Porém, mesmo com essas medidas, por todo o Charcas se observava o fortalecimento do sistema comunitário. Com a mita mineira enfraquecendo aos poucos e o número de forasteros interessados em se integrar ao campo ocorreria uma alteração do centro de poder econômico das cidades de Potosí e Oruru para La Paz, Chuquisaca e outras áreas rurais e de comércio (KLEIN, 2016, p. 90). Formaram-se centros populacionais onde a miscigenação se tornaria mais presente, proporcionando que, além dos brancos, muitos mestizos pudessem ascender socialmente na sociedade alto peruana. Com os criollos da região, a elite já não seria composta apenas por brancos europeus.

Porém, diante desse quadro, não podemos deixar de observar que as elites mineradoras, fossem elas brancas ou não brancas, jamais se recuperariam plenamente da expressiva queda na produção de Charcas. A produção de Potosí, até 1630, manteve-se alta, mas da metade do século para o começo de 1700, Cerro Rico perderia para o México seu título de principal fonte de extração de metais na América Hispânica. Condenando, mesmo com uma leve melhora no meio do século XVIII – como demonstrado na Figura 7 –, a decadência da região (KLEIN, 2016, p. 97).

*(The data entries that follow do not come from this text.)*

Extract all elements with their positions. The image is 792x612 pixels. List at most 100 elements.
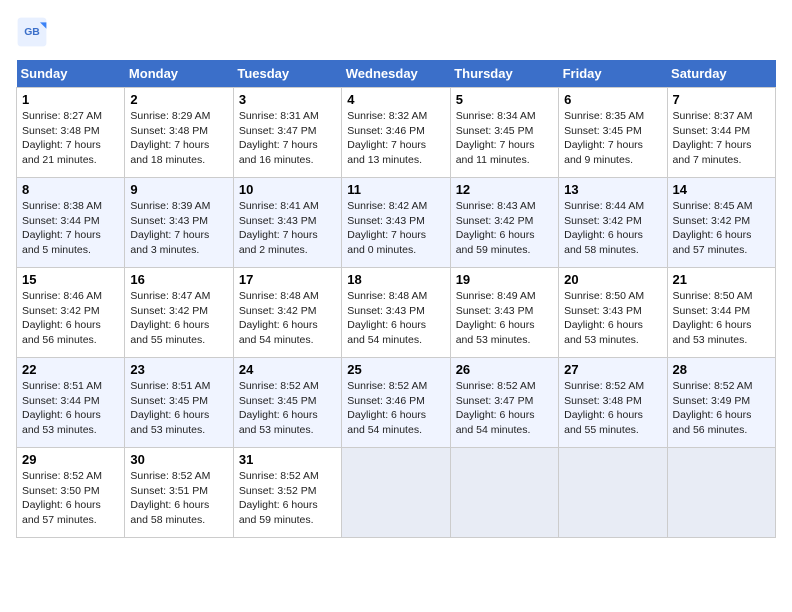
day-number: 5 (456, 92, 553, 107)
day-number: 28 (673, 362, 770, 377)
day-number: 25 (347, 362, 444, 377)
cell-sun-info: Sunrise: 8:37 AMSunset: 3:44 PMDaylight:… (673, 109, 770, 168)
cell-sun-info: Sunrise: 8:47 AMSunset: 3:42 PMDaylight:… (130, 289, 227, 348)
day-number: 11 (347, 182, 444, 197)
cell-sun-info: Sunrise: 8:32 AMSunset: 3:46 PMDaylight:… (347, 109, 444, 168)
day-number: 30 (130, 452, 227, 467)
calendar-cell (559, 448, 667, 538)
cell-sun-info: Sunrise: 8:29 AMSunset: 3:48 PMDaylight:… (130, 109, 227, 168)
calendar-cell: 26 Sunrise: 8:52 AMSunset: 3:47 PMDayligh… (450, 358, 558, 448)
svg-text:GB: GB (24, 27, 40, 38)
page-header: GB (16, 16, 776, 48)
cell-sun-info: Sunrise: 8:52 AMSunset: 3:45 PMDaylight:… (239, 379, 336, 438)
day-header-saturday: Saturday (667, 60, 775, 88)
cell-sun-info: Sunrise: 8:52 AMSunset: 3:49 PMDaylight:… (673, 379, 770, 438)
calendar-cell: 30 Sunrise: 8:52 AMSunset: 3:51 PMDayligh… (125, 448, 233, 538)
calendar-cell: 15 Sunrise: 8:46 AMSunset: 3:42 PMDayligh… (17, 268, 125, 358)
cell-sun-info: Sunrise: 8:35 AMSunset: 3:45 PMDaylight:… (564, 109, 661, 168)
cell-sun-info: Sunrise: 8:48 AMSunset: 3:43 PMDaylight:… (347, 289, 444, 348)
day-number: 17 (239, 272, 336, 287)
calendar-cell: 31 Sunrise: 8:52 AMSunset: 3:52 PMDayligh… (233, 448, 341, 538)
day-number: 20 (564, 272, 661, 287)
calendar-cell: 12 Sunrise: 8:43 AMSunset: 3:42 PMDayligh… (450, 178, 558, 268)
day-number: 12 (456, 182, 553, 197)
day-number: 18 (347, 272, 444, 287)
calendar-cell: 25 Sunrise: 8:52 AMSunset: 3:46 PMDayligh… (342, 358, 450, 448)
day-number: 16 (130, 272, 227, 287)
day-number: 3 (239, 92, 336, 107)
calendar-cell: 2Sunrise: 8:29 AMSunset: 3:48 PMDaylight… (125, 88, 233, 178)
calendar-cell: 22Sunrise: 8:51 AMSunset: 3:44 PMDayligh… (17, 358, 125, 448)
calendar-cell: 18 Sunrise: 8:48 AMSunset: 3:43 PMDayligh… (342, 268, 450, 358)
day-header-wednesday: Wednesday (342, 60, 450, 88)
calendar-header-row: SundayMondayTuesdayWednesdayThursdayFrid… (17, 60, 776, 88)
calendar-week-1: 1Sunrise: 8:27 AMSunset: 3:48 PMDaylight… (17, 88, 776, 178)
calendar-cell: 8Sunrise: 8:38 AMSunset: 3:44 PMDaylight… (17, 178, 125, 268)
calendar-cell: 5 Sunrise: 8:34 AMSunset: 3:45 PMDaylight… (450, 88, 558, 178)
day-number: 9 (130, 182, 227, 197)
calendar-cell: 28 Sunrise: 8:52 AMSunset: 3:49 PMDayligh… (667, 358, 775, 448)
cell-sun-info: Sunrise: 8:52 AMSunset: 3:46 PMDaylight:… (347, 379, 444, 438)
cell-sun-info: Sunrise: 8:52 AMSunset: 3:50 PMDaylight:… (22, 469, 119, 528)
calendar-cell (450, 448, 558, 538)
cell-sun-info: Sunrise: 8:45 AMSunset: 3:42 PMDaylight:… (673, 199, 770, 258)
calendar-cell (667, 448, 775, 538)
cell-sun-info: Sunrise: 8:52 AMSunset: 3:48 PMDaylight:… (564, 379, 661, 438)
day-number: 19 (456, 272, 553, 287)
cell-sun-info: Sunrise: 8:44 AMSunset: 3:42 PMDaylight:… (564, 199, 661, 258)
day-header-monday: Monday (125, 60, 233, 88)
day-number: 1 (22, 92, 119, 107)
calendar-week-2: 8Sunrise: 8:38 AMSunset: 3:44 PMDaylight… (17, 178, 776, 268)
day-number: 27 (564, 362, 661, 377)
calendar-cell: 23 Sunrise: 8:51 AMSunset: 3:45 PMDayligh… (125, 358, 233, 448)
cell-sun-info: Sunrise: 8:31 AMSunset: 3:47 PMDaylight:… (239, 109, 336, 168)
cell-sun-info: Sunrise: 8:52 AMSunset: 3:51 PMDaylight:… (130, 469, 227, 528)
day-number: 31 (239, 452, 336, 467)
day-number: 26 (456, 362, 553, 377)
day-number: 10 (239, 182, 336, 197)
calendar-cell (342, 448, 450, 538)
day-header-sunday: Sunday (17, 60, 125, 88)
calendar-week-5: 29 Sunrise: 8:52 AMSunset: 3:50 PMDayligh… (17, 448, 776, 538)
day-number: 15 (22, 272, 119, 287)
calendar-cell: 4Sunrise: 8:32 AMSunset: 3:46 PMDaylight… (342, 88, 450, 178)
day-header-thursday: Thursday (450, 60, 558, 88)
calendar-cell: 7 Sunrise: 8:37 AMSunset: 3:44 PMDaylight… (667, 88, 775, 178)
day-number: 22 (22, 362, 119, 377)
calendar-cell: 16 Sunrise: 8:47 AMSunset: 3:42 PMDayligh… (125, 268, 233, 358)
day-number: 14 (673, 182, 770, 197)
day-number: 29 (22, 452, 119, 467)
day-number: 23 (130, 362, 227, 377)
cell-sun-info: Sunrise: 8:50 AMSunset: 3:44 PMDaylight:… (673, 289, 770, 348)
cell-sun-info: Sunrise: 8:48 AMSunset: 3:42 PMDaylight:… (239, 289, 336, 348)
cell-sun-info: Sunrise: 8:51 AMSunset: 3:45 PMDaylight:… (130, 379, 227, 438)
day-number: 24 (239, 362, 336, 377)
logo-icon: GB (16, 16, 48, 48)
cell-sun-info: Sunrise: 8:46 AMSunset: 3:42 PMDaylight:… (22, 289, 119, 348)
calendar-cell: 6Sunrise: 8:35 AMSunset: 3:45 PMDaylight… (559, 88, 667, 178)
cell-sun-info: Sunrise: 8:43 AMSunset: 3:42 PMDaylight:… (456, 199, 553, 258)
cell-sun-info: Sunrise: 8:38 AMSunset: 3:44 PMDaylight:… (22, 199, 119, 258)
calendar-cell: 1Sunrise: 8:27 AMSunset: 3:48 PMDaylight… (17, 88, 125, 178)
day-number: 21 (673, 272, 770, 287)
calendar-cell: 14 Sunrise: 8:45 AMSunset: 3:42 PMDayligh… (667, 178, 775, 268)
cell-sun-info: Sunrise: 8:34 AMSunset: 3:45 PMDaylight:… (456, 109, 553, 168)
cell-sun-info: Sunrise: 8:52 AMSunset: 3:47 PMDaylight:… (456, 379, 553, 438)
cell-sun-info: Sunrise: 8:52 AMSunset: 3:52 PMDaylight:… (239, 469, 336, 528)
logo: GB (16, 16, 52, 48)
calendar-table: SundayMondayTuesdayWednesdayThursdayFrid… (16, 60, 776, 538)
day-number: 13 (564, 182, 661, 197)
cell-sun-info: Sunrise: 8:39 AMSunset: 3:43 PMDaylight:… (130, 199, 227, 258)
cell-sun-info: Sunrise: 8:49 AMSunset: 3:43 PMDaylight:… (456, 289, 553, 348)
calendar-cell: 17 Sunrise: 8:48 AMSunset: 3:42 PMDayligh… (233, 268, 341, 358)
calendar-cell: 29 Sunrise: 8:52 AMSunset: 3:50 PMDayligh… (17, 448, 125, 538)
calendar-cell: 19 Sunrise: 8:49 AMSunset: 3:43 PMDayligh… (450, 268, 558, 358)
calendar-week-3: 15 Sunrise: 8:46 AMSunset: 3:42 PMDayligh… (17, 268, 776, 358)
calendar-cell: 21 Sunrise: 8:50 AMSunset: 3:44 PMDayligh… (667, 268, 775, 358)
day-number: 7 (673, 92, 770, 107)
calendar-cell: 9 Sunrise: 8:39 AMSunset: 3:43 PMDaylight… (125, 178, 233, 268)
calendar-cell: 20Sunrise: 8:50 AMSunset: 3:43 PMDayligh… (559, 268, 667, 358)
cell-sun-info: Sunrise: 8:42 AMSunset: 3:43 PMDaylight:… (347, 199, 444, 258)
calendar-cell: 24 Sunrise: 8:52 AMSunset: 3:45 PMDayligh… (233, 358, 341, 448)
calendar-cell: 10Sunrise: 8:41 AMSunset: 3:43 PMDayligh… (233, 178, 341, 268)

Figura 7 - Produção de prata em Potosí entre 1545 e 1823.

Fonte: Eugenia Bridikhina, 2015, p. 232.

Enquanto isso, na Espanha, o governo se encontrava em mais uma crise externa e interna. Com a diminuição da produção de minério e a necessidade comercial de a Espanha se manter relevante, além de agradar suas elites locais, o colapso da mineração levou a metrópole a realizar uma série de medidas de contenção de danos, sendo uma delas a diminuição dos impostos por toda a América Hispânica. As tentativas da Coroa, no entanto, se estenderiam. Com a tentativa de manter sua relevância no comércio mundial e, também, no Alto Peru, a Espanha realizaria a fundação do Banco de San Carlos, como forma de incentivar a economia por meio do fornecimento de créditos a azogueros e outros proprietários (KLEIN, 2016, p. 100).

Quanto à crise interna, ela se daria pelo confronto entre uma nova mentalidade que crescia em oposição ao velho pensamento absolutista, este fortemente regido pela fé da ortodoxia cristã, ao passo que defendia o papel determinista dos elementos sociais que distinguiam as funções das diferentes classes, imobilizando-as quanto a suas posições (Ximena Medinacelli In: BRIDIKHINA, 2015, p. 37). Já o novo pensamento que emergia na Europa, como explicitamos anteriormente, realizava-se concomitantemente ao crescimento

das burguesias europeias e dos ideais liberais de Locke, tornando necessárias alterações na metrópole caso a Espanha quisesse se manter relevante ante as novas demandas.

Assim, a monarquia espanhola iniciaria uma série de reformas na sua estrutura de poder. Uma das principais seria assumir a razão como princípio máximo de suas ações estatais, não mais a fé. O líder absolutista seguiria então os preceitos do absolutismo ilustrado, ou do despotismo esclarecido, visando a reestruturar suas instituições e o papel social do monarca como símbolo do progresso. Dessa maneira, tornaria o governo espanhol um órgão de difusão de novidades técnicas, ideias e tutelagem – principalmente da burguesia nacional. Esse projeto reafirmava as autoridades reais por meio do aumento do poder estatal e do nível de vida dos súditos, os quais tinham maior participação popular em atividades fiscais, comerciais e militares (Fernando Cajías, Ana María Seoana de Capra, María Luisa Soux In: SOUX, 2015, p. 38). Esse período na Europa do século XVIII, e principalmente na Espanha, descreve-se como as Reformas Borbônicas.